I accept MGP’s submission that the arguments about the availability of the compensation sought will be complex. It is not possible to conclude, at this point in time, that MGP’s multi-million dollar claim is hopeless or has no real prospects of success. Furthermore, at this stage the Court is concerned with the reopening of the separate questions, which go only to whether there is an interest and the nature of that interest, if any. If MGP can establish an interest in the acquired land, it will most likely be entitled to compensation of some kind. It would therefore not be futile to permit reopening.
The Authority submitted further that there is no utility in permitting reopening because MLW has agreed to indemnify the Authority for any compensation payable under the LAC Act with respect to the acquisition of the subject land and any compensation payable to MGP by the Authority will therefore be paid by MLW. This amounts to the money going around in a big circle.

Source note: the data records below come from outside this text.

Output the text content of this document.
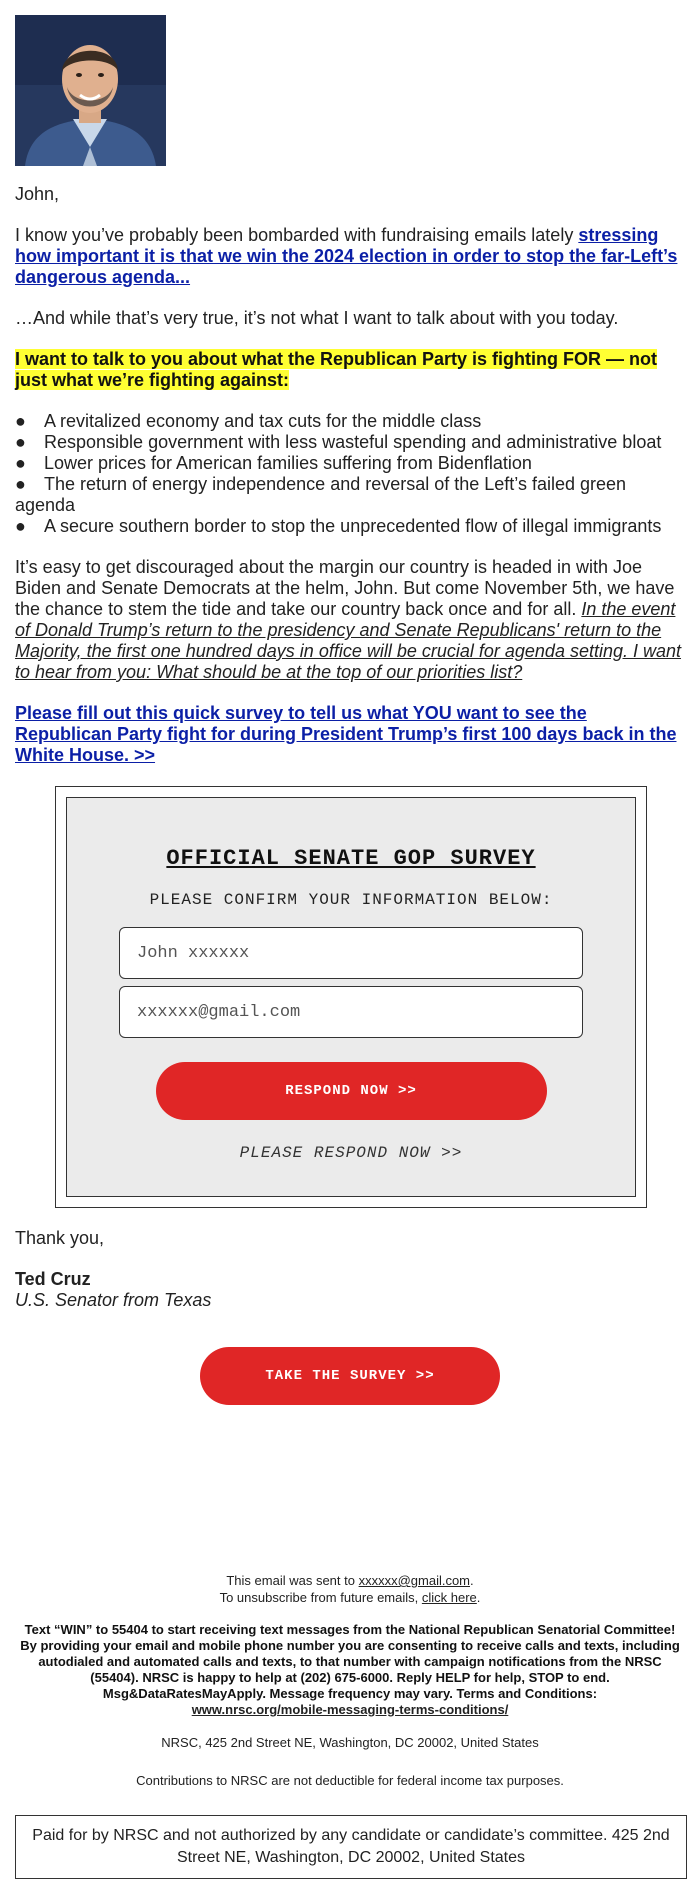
John,

I know you’ve probably been bombarded with fundraising emails lately stressing how important it is that we win the 2024 election in order to stop the far-Left’s dangerous agenda...

…And while that’s very true, it’s not what I want to talk about with you today.

I want to talk to you about what the Republican Party is fighting FOR — not just what we’re fighting against:

● A revitalized economy and tax cuts for the middle class
● Responsible government with less wasteful spending and administrative bloat
● Lower prices for American families suffering from Bidenflation
● The return of energy independence and reversal of the Left’s failed green agenda
● A secure southern border to stop the unprecedented flow of illegal immigrants

It’s easy to get discouraged about the margin our country is headed in with Joe Biden and Senate Democrats at the helm, John. But come November 5th, we have the chance to stem the tide and take our country back once and for all. In the event of Donald Trump’s return to the presidency and Senate Republicans' return to the Majority, the first one hundred days in office will be crucial for agenda setting. I want to hear from you: What should be at the top of our priorities list?

Please fill out this quick survey to tell us what YOU want to see the Republican Party fight for during President Trump’s first 100 days back in the White House. >>

OFFICIAL SENATE GOP SURVEY
PLEASE CONFIRM YOUR INFORMATION BELOW:
John xxxxxx
xxxxxx@gmail.com
RESPOND NOW >>
PLEASE RESPOND NOW >>

Thank you,

Ted Cruz

U.S. Senator from Texas

TAKE THE SURVEY >>

This email was sent to xxxxxx@gmail.com.

To unsubscribe from future emails, click here.

Text “WIN” to 55404 to start receiving text messages from the National Republican Senatorial Committee! By providing your email and mobile phone number you are consenting to receive calls and texts, including autodialed and automated calls and texts, to that number with campaign notifications from the NRSC (55404). NRSC is happy to help at (202) 675-6000. Reply HELP for help, STOP to end. Msg&DataRatesMayApply. Message frequency may vary. Terms and Conditions:
www.nrsc.org/mobile-messaging-terms-conditions/

NRSC, 425 2nd Street NE, Washington, DC 20002, United States

Contributions to NRSC are not deductible for federal income tax purposes.

Paid for by NRSC and not authorized by any candidate or candidate’s committee. 425 2nd Street NE, Washington, DC 20002, United States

This submission is based on the terms of settlement between the Authority and MLW dated 12 February 2015. It is also based on the proposition that MLW and MGP are ‘different pockets in the same pair of trousers’, and on evidence given in a related proceeding by Mr Bert Dennis to the effect that within the Dennis Family Group of companies, there is an ‘evening up’ of profits and losses.
The terms of settlement are unclear in relation to the scope of the indemnity for amounts paid for disturbance losses. In the absence of far more detailed submissions, I cannot conclude that MLW will be bound to indemnify the Authority in respect of all of the amounts of compensation paid to MGP. In any event, MGP and MLW are separate legal entities. There may or may not be an ‘evening up’ between them in any given circumstance. I am not persuaded that this factor affects the exercise of the Court’s discretion to permit the trial of the separate questions to be reopened.
Conclusion
If leave to reopen the trial of the separate questions is not granted, MGP will be shut out of making its claim for compensation in circumstances where it has a viable case that it has an interest in land that has been divested by reason of the compulsory acquisition of the land.
MGP has gone to considerable lengths to explain why it did not assert this interest from the outset. I accept this explanation.
The public interest in the finality of litigation is paramount. However, having regard to the context of a compulsory acquisition, and the consequences of the way in which the separate questions for formulated and answered by the Court, I consider that this is an exceptional case warranting the grant of leave to reopen the two separate questions in issue.
In so deciding, I am satisfied that the Authority will not suffer prejudice on the basis that MGP has agreed to pay the Authority’s costs thrown away on an indemnity basis and to forgo any entitlement to interest under the LAC Act for the period between 18 December 2013 and 27 May 2016.
Leave to reopen questions (c) and (d) of the separate questions is granted, subject to the giving of the undertaking in relation to costs thrown away and interest referred to in the preceding paragraph.